Nuancé, intelligent et émouvant,
le Silence de la Cité finit par là où il a commencé et repose la question du libre-arbitre, du choix de laisser le passé dans l'oubli et d'aller de l'avant pour une société plus juste où l'on étoufferait la rancoeur pour regarder l'avenir. Mais le destin nous en laisse-t-il l'occasion ou sommes-nous tous manipulés dans l'ombre par une volonté supérieure et inhumaine ? Seul le futur nous le dira.

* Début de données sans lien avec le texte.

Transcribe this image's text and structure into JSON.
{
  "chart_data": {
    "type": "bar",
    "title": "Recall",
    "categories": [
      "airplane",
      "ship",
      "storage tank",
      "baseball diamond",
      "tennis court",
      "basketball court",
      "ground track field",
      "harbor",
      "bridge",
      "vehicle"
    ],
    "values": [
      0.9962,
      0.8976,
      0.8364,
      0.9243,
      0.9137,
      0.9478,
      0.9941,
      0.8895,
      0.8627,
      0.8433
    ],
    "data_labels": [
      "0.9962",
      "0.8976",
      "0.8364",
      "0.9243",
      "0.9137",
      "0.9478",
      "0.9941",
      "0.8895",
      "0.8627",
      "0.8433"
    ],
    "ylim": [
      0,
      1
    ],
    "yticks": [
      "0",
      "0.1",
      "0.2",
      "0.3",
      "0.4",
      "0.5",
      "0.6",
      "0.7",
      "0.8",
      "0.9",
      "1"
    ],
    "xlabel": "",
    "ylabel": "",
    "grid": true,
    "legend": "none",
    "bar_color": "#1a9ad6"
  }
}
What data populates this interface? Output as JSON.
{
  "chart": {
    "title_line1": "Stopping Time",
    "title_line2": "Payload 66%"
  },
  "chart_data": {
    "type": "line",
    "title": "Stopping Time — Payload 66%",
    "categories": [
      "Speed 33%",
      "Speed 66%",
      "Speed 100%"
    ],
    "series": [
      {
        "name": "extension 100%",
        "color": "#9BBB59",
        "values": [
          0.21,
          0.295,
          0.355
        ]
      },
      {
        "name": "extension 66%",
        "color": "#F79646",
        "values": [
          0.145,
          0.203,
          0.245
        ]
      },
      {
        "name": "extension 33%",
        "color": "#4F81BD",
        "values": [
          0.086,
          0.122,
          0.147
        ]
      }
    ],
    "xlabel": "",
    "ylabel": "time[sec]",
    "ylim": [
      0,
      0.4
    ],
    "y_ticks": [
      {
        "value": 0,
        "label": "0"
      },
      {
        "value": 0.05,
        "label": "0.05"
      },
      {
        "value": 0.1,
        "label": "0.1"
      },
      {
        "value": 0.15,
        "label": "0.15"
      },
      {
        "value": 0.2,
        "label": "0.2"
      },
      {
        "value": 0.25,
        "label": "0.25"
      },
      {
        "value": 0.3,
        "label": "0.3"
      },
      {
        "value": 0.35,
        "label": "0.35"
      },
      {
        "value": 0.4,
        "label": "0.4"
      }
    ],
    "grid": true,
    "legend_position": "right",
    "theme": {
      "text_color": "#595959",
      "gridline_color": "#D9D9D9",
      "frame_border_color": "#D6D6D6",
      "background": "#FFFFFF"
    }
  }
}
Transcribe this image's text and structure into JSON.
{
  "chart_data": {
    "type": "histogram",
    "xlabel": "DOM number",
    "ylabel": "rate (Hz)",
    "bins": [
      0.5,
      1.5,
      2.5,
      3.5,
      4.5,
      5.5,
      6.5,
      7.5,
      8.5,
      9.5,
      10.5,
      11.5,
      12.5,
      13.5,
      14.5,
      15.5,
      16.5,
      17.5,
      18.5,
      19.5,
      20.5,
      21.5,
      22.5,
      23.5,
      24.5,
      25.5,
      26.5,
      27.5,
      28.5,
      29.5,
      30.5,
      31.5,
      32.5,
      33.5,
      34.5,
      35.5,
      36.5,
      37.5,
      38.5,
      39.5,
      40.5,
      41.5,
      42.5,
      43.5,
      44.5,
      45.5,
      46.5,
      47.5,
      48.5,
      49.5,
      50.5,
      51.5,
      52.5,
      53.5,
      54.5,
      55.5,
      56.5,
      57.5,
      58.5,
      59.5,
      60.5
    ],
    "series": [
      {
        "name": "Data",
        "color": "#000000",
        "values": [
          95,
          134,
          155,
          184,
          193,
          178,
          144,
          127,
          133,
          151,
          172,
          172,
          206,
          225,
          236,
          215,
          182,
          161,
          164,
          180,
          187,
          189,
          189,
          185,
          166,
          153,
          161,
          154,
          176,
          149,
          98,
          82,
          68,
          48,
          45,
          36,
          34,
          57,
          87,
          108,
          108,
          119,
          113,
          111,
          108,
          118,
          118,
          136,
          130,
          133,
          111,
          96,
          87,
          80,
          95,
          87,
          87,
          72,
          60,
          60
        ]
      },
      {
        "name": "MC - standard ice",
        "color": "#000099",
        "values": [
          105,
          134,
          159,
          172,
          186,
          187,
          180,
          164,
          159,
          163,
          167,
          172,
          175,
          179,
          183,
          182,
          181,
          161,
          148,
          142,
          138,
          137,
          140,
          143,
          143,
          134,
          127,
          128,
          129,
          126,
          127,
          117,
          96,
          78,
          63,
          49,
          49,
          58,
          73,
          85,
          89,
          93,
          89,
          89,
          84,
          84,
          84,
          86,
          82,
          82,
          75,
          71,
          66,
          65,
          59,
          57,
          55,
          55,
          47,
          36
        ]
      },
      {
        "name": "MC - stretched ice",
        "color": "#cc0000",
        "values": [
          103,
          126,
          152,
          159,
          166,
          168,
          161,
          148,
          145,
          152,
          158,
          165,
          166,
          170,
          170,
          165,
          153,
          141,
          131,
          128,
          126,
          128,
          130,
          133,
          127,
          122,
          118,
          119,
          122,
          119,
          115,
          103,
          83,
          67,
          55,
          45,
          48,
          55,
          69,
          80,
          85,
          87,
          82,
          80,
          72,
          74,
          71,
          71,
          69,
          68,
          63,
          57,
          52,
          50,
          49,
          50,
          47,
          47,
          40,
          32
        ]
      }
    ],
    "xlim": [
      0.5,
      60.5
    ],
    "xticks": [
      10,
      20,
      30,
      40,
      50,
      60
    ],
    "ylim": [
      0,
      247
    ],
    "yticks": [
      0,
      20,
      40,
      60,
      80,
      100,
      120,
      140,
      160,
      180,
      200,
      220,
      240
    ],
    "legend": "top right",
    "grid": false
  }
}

Roman-prophète et héroïne déjà sublime,
le Silence de la Cité préfigure déjà ce que sera le chef d'oeuvre d'Élisabeth
Vonarburg bien des années plus tard. Récit à la fois douloureux et plein d'espoir, l'oeuvre de la québécoise s'interroge sur nos choix et notre capacité à défier l'injustice pour s'en libérer définitivement. Un livre forcément toujours d'actualité que l'on conseillera à tous les lecteurs qui désirent repenser le monde.